Central Florida visitors and residents urged to stay away from beaches ahead of storm

Storm forming over Florida beach – Courtesy: Shutterstock – Image by Holly Mazour

Over the past week, hurricanes have been quickly developing in the Atlantic. Despite the fact that Hurricanes Lisa and Martin had little effect on Florida, a new disturbance is building up in the Atlantic and might potentially affect Florida in some areas.

Officials in Volusia County and Flagler County said on Thursday that they will be monitoring the storm, which poses a threat to Florida’s coastline. There is a risk that the storm will impact the Sunshine State.

The storm, which is now positioned close to the Bahamas, is anticipated to start bringing severe weather on Sunday and last into the coming week.

The Intracoastal Waterway may experience modest flooding, according to Flagler County officials, since tides are predicted to be nearly a foot over average.

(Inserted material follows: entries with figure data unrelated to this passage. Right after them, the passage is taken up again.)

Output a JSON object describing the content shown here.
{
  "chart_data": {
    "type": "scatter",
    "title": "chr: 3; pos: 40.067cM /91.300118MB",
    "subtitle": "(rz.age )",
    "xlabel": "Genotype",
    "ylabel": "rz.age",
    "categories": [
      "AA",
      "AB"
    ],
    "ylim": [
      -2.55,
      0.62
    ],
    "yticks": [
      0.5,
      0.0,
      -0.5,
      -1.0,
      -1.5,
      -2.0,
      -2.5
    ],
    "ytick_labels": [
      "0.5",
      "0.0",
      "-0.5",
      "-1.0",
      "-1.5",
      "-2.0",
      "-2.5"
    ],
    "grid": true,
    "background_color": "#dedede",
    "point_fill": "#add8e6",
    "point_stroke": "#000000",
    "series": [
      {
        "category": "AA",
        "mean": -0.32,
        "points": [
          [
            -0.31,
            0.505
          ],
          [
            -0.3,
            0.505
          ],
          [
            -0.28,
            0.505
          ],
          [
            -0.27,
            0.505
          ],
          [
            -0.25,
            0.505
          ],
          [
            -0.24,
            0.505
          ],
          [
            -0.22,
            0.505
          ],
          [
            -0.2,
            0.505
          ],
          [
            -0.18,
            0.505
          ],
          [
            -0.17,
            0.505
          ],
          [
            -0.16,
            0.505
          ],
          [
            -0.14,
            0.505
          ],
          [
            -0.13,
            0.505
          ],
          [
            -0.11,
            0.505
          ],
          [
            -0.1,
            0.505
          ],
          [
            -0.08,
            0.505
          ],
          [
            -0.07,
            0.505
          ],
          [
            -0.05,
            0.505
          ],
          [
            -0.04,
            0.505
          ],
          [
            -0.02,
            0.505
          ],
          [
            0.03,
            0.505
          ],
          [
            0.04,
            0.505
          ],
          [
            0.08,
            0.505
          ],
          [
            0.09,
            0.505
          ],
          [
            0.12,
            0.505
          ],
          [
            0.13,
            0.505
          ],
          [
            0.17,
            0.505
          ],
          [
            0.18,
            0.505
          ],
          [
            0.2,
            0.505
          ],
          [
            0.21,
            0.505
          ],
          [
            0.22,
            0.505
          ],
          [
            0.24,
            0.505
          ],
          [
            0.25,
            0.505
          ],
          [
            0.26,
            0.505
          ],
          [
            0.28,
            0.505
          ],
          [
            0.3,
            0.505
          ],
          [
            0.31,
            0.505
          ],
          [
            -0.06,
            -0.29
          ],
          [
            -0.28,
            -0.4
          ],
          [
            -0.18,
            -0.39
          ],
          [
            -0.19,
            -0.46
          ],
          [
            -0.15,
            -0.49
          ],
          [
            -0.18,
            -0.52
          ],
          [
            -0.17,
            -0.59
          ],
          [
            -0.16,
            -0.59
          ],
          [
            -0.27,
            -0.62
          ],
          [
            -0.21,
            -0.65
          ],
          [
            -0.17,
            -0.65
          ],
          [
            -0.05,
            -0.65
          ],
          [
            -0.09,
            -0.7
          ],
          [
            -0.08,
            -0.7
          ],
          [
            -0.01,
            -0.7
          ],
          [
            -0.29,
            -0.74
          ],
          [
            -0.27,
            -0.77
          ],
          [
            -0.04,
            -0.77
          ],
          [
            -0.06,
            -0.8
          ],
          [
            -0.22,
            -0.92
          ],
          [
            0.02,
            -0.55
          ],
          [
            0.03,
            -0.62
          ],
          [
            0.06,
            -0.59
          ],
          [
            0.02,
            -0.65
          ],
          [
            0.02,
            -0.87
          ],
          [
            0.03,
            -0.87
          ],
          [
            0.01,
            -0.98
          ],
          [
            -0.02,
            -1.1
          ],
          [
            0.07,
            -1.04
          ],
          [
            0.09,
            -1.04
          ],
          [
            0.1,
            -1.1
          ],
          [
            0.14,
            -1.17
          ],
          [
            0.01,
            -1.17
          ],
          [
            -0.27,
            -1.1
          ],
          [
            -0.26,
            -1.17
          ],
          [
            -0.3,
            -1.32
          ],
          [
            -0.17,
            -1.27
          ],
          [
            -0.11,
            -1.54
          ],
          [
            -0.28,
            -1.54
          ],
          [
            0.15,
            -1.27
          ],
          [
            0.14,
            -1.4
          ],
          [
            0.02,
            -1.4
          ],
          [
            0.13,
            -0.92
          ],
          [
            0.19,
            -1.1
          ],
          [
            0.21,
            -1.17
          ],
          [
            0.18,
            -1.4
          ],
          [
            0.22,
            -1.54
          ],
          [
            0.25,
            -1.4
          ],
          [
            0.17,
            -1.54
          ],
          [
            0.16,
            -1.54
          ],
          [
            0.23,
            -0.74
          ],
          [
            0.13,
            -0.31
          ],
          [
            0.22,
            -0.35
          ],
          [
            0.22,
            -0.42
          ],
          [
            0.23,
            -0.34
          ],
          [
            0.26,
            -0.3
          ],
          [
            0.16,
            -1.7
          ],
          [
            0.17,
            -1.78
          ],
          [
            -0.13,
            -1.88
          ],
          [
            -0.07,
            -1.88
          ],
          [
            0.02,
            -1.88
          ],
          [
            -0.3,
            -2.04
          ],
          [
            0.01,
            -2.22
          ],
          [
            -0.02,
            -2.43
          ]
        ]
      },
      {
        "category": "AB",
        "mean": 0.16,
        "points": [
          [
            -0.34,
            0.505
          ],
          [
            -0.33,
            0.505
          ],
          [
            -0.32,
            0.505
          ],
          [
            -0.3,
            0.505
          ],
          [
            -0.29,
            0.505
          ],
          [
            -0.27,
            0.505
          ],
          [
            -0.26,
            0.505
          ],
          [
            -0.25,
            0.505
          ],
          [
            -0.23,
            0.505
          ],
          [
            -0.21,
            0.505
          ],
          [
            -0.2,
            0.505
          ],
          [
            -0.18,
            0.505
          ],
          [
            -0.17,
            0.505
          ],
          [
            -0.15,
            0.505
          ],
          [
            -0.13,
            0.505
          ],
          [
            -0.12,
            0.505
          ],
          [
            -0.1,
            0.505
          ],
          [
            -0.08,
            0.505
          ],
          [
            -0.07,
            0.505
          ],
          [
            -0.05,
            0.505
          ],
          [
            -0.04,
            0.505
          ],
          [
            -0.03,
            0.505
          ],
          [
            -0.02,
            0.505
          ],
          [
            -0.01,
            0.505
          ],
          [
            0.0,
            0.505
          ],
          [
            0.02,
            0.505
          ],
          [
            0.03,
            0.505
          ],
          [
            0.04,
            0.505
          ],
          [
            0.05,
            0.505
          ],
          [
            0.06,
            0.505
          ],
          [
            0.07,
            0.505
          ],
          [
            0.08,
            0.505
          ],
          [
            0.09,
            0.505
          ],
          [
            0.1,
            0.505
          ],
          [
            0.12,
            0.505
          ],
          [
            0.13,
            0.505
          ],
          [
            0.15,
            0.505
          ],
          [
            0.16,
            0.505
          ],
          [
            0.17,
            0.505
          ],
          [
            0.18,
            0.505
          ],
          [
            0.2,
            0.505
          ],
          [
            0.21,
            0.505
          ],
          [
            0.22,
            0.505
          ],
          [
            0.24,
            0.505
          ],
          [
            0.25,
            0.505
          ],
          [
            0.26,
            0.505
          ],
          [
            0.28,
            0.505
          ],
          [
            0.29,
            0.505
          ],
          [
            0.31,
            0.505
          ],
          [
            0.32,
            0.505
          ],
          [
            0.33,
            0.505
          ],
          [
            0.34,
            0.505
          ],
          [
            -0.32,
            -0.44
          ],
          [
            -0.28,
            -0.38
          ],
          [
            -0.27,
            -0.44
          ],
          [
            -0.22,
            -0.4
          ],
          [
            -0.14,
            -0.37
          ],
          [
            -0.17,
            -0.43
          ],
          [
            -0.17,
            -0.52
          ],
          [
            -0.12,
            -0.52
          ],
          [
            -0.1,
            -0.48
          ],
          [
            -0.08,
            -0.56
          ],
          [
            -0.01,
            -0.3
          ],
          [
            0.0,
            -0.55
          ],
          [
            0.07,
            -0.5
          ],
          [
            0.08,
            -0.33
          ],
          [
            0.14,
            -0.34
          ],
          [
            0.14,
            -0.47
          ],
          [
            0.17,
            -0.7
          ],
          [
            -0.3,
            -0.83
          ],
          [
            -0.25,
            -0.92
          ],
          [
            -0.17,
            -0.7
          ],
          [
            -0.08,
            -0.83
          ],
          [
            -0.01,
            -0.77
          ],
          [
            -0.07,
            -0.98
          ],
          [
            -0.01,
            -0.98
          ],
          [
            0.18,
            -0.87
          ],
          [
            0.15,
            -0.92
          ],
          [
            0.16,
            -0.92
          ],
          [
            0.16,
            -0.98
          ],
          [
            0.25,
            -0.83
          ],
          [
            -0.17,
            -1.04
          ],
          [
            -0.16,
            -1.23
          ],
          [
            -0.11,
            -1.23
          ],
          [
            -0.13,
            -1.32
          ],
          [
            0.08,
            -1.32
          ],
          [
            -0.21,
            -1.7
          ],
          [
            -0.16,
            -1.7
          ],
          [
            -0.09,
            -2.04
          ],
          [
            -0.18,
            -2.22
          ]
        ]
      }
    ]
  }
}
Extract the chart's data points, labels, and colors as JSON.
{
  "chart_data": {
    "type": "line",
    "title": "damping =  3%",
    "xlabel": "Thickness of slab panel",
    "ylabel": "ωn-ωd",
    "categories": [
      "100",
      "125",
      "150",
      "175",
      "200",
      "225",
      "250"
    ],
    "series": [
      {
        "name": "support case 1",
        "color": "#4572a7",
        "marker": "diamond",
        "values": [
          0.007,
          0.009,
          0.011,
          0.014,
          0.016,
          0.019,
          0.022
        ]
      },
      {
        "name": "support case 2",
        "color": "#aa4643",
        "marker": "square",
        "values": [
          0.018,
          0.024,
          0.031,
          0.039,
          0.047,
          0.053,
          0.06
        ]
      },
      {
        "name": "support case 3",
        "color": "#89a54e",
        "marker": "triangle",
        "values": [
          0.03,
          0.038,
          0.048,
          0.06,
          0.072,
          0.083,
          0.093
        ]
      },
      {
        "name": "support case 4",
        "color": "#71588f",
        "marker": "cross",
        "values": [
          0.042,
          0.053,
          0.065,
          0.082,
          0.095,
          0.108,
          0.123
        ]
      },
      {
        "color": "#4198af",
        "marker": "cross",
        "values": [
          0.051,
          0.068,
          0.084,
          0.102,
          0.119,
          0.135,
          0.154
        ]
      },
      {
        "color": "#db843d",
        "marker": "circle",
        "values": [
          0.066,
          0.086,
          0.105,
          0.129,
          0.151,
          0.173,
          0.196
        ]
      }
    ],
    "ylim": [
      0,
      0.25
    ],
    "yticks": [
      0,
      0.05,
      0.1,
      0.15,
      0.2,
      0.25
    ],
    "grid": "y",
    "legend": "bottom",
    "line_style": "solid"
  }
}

“Our greatest concerns are the coastal impacts from higher tides and surf, waves of up to 7 feet,” said Emergency Management Director Jonathan Lord. “This could further damage our already significantly-weakened dune system.”

Flagler County officials said property owners who live on the coast should brace themselves for “direct impacts to dune systems and beaches.”

The famous Flagler Beach Pier is undergoing restoration after Hurricane Ian wiped out the surrounding sand dunes and old pier.

If another storm were to strike, the county would be extremely exposed and vulnerable due to the devastation of the sand dunes.

Officials from Volusia County have also issued a warning to coastal residents, telling them to prepare for rough seas and waves that break up to 12 feet tall. They predicted that once the storm passes, the likelihood of coastal erosion will rise.

“A lot of our coastal properties suffered tremendous damage and erosion from Hurricane Ian,” said Volusia County Emergency Management Director Jim Judge. “This new system heading our way can significantly threaten those properties with more erosion.”

Volusia County officials are advising locals and visitors to avoid the beach this weekend and through the beginning of next week.

Beach conditions for this impending weather event are not favorable for beachgoers due to the loss of our sand buffer from Hurricane Ian and the severe coastal damage already endured, the county warned.

Parts of Volusia County were devastated by Hurricane Ian, including a shopping center in Daytona Beach that was almost unrecognizable after the storm.